Golden Skate

Carrying the Banner of the Lifts

Pernelle Carron, 21, and Matthieu Jost, 27, perform the Yankee Polka for their Compulsory Dance at 2007 Skate Canada.

For French ice dancers Pernelle Carron and Matthieu Jost, it’s not just carrying on the traditions of the sport highlighted by such innovators as Isabelle and Paul Duchesnay or 2002 Olympic champions Marina Anissina and Gwendal Peizerat. Two-time and reigning World silver medalist Marie-France Dubreuil and Patrice Lauzon have also anointed them as their successors in the realm of dance lifts. “They must carry on the banner of the lifts,” Lauzon stated.

One of the newest French dance teams, Carron, 21, and Jost, 27, have been together for less than three years. Previously, Jost partnered with Roxane Petetin, reaching as high as 12th at the European Figure Skating Championships in 2004 and 23rd at the World Championships in 2003, but Petetin retired from the sport after the 2004-05 season. “My old partner had injuries,” Jost said, “so she had to quit.”

Carron previously skated with Edouard Dezutter in juniors, taking 13th place at the World Junior Figure Skating Championships in 2005. “He quit after Junior Worlds in Kitchener,” Carron stated. “Matthieu and I knew each other because we were in the same club, so we decided to try together.” “We started in July of 2005, but then I broke my ankle and was off the ice for two months,” Jost added. “So we got a late start for the season.”

Carron and Jost have already found more success together.
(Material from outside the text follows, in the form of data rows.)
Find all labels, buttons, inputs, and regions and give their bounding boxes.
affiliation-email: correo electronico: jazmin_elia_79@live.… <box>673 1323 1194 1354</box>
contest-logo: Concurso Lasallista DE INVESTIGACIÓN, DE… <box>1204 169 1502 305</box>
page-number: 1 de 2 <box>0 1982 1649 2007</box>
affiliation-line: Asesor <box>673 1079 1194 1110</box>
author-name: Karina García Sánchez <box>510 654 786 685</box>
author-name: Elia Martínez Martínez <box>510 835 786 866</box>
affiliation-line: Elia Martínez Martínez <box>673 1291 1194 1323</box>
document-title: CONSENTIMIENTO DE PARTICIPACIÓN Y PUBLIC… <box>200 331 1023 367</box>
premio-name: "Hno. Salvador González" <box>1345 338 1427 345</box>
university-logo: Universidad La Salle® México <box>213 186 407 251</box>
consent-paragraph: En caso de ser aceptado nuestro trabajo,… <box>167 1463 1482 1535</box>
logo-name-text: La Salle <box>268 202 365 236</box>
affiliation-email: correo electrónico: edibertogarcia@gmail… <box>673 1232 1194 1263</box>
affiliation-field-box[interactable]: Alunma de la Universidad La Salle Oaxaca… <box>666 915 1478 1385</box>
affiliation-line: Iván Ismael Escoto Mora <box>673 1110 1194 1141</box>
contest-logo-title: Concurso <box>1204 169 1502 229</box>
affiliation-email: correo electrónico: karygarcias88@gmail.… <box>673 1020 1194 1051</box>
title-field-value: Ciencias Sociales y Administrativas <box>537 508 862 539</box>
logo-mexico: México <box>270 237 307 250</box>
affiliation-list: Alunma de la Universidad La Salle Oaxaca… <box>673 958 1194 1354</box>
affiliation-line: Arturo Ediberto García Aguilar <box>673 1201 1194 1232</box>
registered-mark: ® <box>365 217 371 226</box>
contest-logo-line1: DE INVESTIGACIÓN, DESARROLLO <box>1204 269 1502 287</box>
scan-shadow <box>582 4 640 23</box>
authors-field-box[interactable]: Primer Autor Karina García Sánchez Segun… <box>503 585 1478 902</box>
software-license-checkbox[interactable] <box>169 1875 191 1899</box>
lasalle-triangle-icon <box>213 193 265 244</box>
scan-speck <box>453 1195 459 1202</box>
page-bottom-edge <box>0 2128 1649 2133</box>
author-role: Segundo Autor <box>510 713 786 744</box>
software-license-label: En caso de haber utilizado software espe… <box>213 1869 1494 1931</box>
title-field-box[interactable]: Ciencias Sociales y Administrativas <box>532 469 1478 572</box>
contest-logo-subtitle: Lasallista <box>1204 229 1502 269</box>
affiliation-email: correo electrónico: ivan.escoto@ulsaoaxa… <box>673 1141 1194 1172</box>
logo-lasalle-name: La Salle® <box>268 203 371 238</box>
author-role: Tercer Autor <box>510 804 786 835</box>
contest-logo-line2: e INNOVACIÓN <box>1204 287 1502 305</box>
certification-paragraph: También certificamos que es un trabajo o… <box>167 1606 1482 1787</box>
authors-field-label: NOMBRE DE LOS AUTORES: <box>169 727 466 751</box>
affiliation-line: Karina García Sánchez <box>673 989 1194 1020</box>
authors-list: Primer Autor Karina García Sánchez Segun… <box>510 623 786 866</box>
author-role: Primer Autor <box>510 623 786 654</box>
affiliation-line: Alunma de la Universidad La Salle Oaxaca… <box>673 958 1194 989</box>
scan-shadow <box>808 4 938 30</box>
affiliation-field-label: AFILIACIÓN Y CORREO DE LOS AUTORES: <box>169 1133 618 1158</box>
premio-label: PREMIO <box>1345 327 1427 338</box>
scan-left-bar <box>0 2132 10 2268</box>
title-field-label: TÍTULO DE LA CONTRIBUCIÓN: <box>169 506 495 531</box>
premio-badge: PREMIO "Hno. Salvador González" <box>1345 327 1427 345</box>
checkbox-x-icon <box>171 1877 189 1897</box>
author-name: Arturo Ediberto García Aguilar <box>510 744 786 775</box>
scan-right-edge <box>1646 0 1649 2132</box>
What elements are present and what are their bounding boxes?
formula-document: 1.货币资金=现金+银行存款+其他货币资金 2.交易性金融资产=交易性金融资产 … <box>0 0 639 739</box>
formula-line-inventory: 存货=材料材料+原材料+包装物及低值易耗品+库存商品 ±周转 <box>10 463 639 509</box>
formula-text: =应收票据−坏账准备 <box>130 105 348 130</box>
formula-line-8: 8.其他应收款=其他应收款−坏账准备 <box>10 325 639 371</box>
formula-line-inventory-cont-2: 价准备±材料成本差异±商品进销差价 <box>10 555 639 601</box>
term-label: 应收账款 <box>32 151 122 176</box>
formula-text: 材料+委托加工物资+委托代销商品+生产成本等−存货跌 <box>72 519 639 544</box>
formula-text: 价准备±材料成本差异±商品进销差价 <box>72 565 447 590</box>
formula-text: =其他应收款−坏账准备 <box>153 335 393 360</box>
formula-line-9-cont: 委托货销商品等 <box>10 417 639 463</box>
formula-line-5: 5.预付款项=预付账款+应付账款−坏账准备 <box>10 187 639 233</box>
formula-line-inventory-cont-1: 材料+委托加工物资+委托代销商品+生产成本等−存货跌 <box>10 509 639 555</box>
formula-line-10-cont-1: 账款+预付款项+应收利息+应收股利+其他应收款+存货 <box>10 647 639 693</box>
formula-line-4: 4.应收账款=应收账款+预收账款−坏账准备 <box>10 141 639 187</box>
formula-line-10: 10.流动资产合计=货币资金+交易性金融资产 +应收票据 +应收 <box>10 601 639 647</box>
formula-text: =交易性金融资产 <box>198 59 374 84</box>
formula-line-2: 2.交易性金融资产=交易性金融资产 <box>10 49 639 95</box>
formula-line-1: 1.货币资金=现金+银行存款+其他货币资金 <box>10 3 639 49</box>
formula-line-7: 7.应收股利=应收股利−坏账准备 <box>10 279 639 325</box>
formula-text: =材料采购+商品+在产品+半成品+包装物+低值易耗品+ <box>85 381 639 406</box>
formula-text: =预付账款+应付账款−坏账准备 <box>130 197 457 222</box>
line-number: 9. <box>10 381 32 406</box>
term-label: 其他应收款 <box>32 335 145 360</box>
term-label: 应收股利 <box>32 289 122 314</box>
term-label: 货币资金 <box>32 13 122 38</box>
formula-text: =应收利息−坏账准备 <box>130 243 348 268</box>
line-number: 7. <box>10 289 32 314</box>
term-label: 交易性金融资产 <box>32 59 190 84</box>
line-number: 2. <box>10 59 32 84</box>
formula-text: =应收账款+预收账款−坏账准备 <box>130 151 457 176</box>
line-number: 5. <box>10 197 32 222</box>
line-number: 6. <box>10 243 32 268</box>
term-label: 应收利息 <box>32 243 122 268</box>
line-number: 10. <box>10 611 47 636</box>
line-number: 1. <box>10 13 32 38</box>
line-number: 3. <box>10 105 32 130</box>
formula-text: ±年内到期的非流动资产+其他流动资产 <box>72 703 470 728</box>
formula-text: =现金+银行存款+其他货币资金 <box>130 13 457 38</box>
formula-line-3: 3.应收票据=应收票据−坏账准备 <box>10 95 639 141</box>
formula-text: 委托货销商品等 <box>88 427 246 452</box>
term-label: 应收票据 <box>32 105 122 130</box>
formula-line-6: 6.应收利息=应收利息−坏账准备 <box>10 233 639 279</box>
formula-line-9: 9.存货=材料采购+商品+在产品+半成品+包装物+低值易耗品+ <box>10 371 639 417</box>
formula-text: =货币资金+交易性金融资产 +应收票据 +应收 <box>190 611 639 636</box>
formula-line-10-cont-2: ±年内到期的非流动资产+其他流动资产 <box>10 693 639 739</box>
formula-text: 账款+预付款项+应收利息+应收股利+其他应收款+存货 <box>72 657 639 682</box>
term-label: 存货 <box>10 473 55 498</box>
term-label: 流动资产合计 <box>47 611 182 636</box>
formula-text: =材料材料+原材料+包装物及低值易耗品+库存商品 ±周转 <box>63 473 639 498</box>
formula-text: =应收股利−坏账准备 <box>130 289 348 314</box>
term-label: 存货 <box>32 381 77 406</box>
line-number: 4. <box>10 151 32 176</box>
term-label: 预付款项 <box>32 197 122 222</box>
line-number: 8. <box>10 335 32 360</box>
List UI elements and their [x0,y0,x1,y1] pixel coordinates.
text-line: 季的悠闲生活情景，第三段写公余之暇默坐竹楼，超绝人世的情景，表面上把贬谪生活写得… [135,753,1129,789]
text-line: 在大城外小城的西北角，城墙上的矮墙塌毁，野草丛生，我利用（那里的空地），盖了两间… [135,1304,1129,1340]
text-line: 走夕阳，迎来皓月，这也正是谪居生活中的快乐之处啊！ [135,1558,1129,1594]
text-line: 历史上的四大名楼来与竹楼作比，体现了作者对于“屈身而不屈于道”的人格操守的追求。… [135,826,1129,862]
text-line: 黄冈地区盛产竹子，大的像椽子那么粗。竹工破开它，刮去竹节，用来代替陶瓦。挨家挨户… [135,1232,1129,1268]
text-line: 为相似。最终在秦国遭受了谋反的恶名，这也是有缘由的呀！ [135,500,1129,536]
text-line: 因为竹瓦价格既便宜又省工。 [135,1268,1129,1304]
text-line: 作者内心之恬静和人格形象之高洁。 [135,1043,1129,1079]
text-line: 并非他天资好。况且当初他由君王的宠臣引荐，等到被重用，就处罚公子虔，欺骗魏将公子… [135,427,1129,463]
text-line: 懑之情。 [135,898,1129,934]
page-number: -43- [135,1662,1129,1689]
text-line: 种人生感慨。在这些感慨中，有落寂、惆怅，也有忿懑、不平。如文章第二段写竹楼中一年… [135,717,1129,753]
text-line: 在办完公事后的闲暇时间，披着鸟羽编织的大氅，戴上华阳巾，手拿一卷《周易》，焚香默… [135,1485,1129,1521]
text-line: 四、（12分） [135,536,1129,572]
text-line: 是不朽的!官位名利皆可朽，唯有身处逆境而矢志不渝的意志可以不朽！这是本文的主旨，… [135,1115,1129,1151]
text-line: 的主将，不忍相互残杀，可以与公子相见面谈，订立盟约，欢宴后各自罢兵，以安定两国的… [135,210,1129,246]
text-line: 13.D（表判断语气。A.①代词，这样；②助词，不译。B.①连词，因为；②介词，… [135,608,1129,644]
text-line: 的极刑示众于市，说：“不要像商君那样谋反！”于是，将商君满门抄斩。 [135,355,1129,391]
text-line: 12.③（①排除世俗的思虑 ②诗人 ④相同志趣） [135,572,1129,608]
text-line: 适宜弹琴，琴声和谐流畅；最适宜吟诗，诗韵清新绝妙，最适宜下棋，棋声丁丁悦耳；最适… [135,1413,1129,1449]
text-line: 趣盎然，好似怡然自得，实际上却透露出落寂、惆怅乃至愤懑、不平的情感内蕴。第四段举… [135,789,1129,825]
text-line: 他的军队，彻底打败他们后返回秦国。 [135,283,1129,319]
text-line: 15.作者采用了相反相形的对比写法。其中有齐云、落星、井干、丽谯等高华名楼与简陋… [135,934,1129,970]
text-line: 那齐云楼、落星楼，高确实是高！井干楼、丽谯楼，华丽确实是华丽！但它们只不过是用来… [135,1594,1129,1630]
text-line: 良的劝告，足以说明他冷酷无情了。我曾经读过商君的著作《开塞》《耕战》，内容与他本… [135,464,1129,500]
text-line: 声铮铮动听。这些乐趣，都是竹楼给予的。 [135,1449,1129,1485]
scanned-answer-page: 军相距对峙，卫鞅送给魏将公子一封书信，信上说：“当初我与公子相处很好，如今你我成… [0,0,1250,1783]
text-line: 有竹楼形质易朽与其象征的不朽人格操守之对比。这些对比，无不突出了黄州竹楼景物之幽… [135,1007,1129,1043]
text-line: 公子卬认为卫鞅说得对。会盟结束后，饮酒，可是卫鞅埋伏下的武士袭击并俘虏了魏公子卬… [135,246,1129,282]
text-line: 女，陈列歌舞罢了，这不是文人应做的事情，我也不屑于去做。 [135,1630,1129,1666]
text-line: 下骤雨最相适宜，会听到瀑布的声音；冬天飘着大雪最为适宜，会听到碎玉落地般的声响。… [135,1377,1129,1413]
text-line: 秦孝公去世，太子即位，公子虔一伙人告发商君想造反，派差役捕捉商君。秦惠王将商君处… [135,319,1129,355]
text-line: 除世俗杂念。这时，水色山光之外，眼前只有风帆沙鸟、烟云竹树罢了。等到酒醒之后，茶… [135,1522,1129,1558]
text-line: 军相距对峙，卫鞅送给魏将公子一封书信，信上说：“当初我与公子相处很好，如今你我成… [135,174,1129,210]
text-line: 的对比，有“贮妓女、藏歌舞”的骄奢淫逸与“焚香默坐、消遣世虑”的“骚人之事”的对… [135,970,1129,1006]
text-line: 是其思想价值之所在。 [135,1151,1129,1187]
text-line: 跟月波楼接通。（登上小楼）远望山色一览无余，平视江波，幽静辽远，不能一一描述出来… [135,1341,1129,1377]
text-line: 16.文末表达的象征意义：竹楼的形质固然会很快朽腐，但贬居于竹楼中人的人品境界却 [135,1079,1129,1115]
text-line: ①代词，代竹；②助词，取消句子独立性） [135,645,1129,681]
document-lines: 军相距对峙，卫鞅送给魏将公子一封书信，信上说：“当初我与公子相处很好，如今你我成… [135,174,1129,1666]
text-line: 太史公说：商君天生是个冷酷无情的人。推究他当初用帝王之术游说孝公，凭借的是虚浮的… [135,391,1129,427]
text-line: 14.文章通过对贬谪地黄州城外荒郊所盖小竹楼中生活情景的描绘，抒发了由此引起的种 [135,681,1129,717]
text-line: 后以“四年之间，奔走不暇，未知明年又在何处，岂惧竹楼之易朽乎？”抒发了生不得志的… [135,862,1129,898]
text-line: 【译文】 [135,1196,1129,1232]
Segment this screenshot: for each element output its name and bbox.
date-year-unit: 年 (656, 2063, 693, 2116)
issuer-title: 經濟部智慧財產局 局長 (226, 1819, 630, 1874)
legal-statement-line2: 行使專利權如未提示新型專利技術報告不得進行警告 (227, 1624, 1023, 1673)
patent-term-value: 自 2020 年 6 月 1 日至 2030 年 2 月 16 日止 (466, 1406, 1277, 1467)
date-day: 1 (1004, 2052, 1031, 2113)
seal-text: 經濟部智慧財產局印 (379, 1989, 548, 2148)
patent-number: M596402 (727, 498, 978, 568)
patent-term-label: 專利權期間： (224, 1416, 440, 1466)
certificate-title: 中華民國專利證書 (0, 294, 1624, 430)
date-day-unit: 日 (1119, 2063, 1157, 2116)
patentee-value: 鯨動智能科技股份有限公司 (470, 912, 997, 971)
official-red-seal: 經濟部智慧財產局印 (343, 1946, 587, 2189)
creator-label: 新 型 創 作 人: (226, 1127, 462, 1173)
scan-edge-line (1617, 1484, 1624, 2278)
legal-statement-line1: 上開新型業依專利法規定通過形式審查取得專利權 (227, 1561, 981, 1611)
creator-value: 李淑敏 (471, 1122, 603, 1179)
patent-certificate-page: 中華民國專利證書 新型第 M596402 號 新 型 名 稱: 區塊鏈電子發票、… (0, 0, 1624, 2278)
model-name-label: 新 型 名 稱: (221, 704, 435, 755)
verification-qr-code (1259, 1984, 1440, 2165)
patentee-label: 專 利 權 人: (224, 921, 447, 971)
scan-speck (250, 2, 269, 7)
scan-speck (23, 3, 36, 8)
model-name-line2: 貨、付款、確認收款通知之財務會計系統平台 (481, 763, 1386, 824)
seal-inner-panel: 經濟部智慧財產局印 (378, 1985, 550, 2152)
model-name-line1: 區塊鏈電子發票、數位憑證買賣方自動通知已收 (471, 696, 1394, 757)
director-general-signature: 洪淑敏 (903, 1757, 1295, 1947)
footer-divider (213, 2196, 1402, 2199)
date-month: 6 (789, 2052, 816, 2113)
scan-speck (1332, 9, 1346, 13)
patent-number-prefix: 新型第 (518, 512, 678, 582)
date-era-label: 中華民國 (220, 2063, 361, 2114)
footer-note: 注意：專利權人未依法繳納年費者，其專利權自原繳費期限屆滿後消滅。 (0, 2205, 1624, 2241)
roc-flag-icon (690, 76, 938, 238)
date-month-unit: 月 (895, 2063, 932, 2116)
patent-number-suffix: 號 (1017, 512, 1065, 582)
They were ninth at Europeans in 2007 and 2008, took the bronze at the World University Games in 2007, and finished third at French Nationals in seniors their first two seasons before winning the silver this year. This season, the couple won their first senior ISU Grand Prix medal with a bronze at Skate Canada in Quebec. They also finished fifth at Trophee Eric Bompard Cachemire in Paris.

“The medal was a great satisfaction for us,” Jost said. “We came there to win the silver or bronze medal, although nobody except for us believed that this would be possible. Nathalie Pechalat and Fabian Bourzat were on the podium at Skate America, and we had to medal in order to compete with them. It has been a race between us and them for the second position this year.”

“Our goal was to medal in the Grand Prix and be the second couple for France for Europeans and Worlds,” Carron added. “We hope to continue for a minimum of two Olympics, but we’ll see.”

The couple’s medal at Skate Canada was a popular one because the duo has chosen Degeneration performed by Mes Aieux as their original dance in the folk and country dance rhythm. “Marie-France and Patrice picked our music this year,” Jost said. “We found the music quite late, towards the middle of July. Our original dance music was the most popular music on the radio in Quebec last summer and won all the awards. It’s a traditional Quebec folk dance.”

“Our free dance is to Frederic Chopin’s Nocturne,” Jost continued. “The composer did a great job. The music is really amazing.” Unlike some couples, Carron and Jost use new free dance music each year. “I like to change,” Jost said. “When you hear the same music all the time, it’s boring. Each year, I try to find new ideas by watching the skating in the galas.” Dubreuil and Lauzon, aided by Diana Ribas, choreographed all of their dances.

They are using Massive Attack by the British band of the same name for their exhibition program. “We did the choreography ourselves,” Jost said. “We do it all the time for galas.” Off ice, Carron listens to almost any kind of music, while Jost especially likes rock.

The dancers normally train in Lyon, France, where they work with Muriel Zazoui, Romain Haguenauer, and Benjamin Delmas, but they also work with Dubreuil and Lauzon on their lifts. They usually train for three or four hours a day on ice, six days a week, with another hour or two of off ice training in the summer. In the winter, they do off ice work only once or twice a week.

Jost’s introduction to the ice came when he was eight. “My parents took me to a sports camp, where you could try all kinds of sports,” he recalled. “I saw the skating and asked my parents to try it. I liked it so I continued. I started dance almost immediately as it is the specialty of the club in my town.” Carron started at six years of age. “All of my family skated for fun,” she said. “I started in the same club as Matthieu, so I also went quickly into dance.”

Carron is currently in her second year of law school, while Jost has completed a university degree in computer science. He works as a computer science engineer, outsourcing business computer work.

Both of the dancers enjoy participating in other sports for fun. Both play tennis and water ski, while Jost also plays golf. Carron also enjoys reading, shopping and going to the theatre.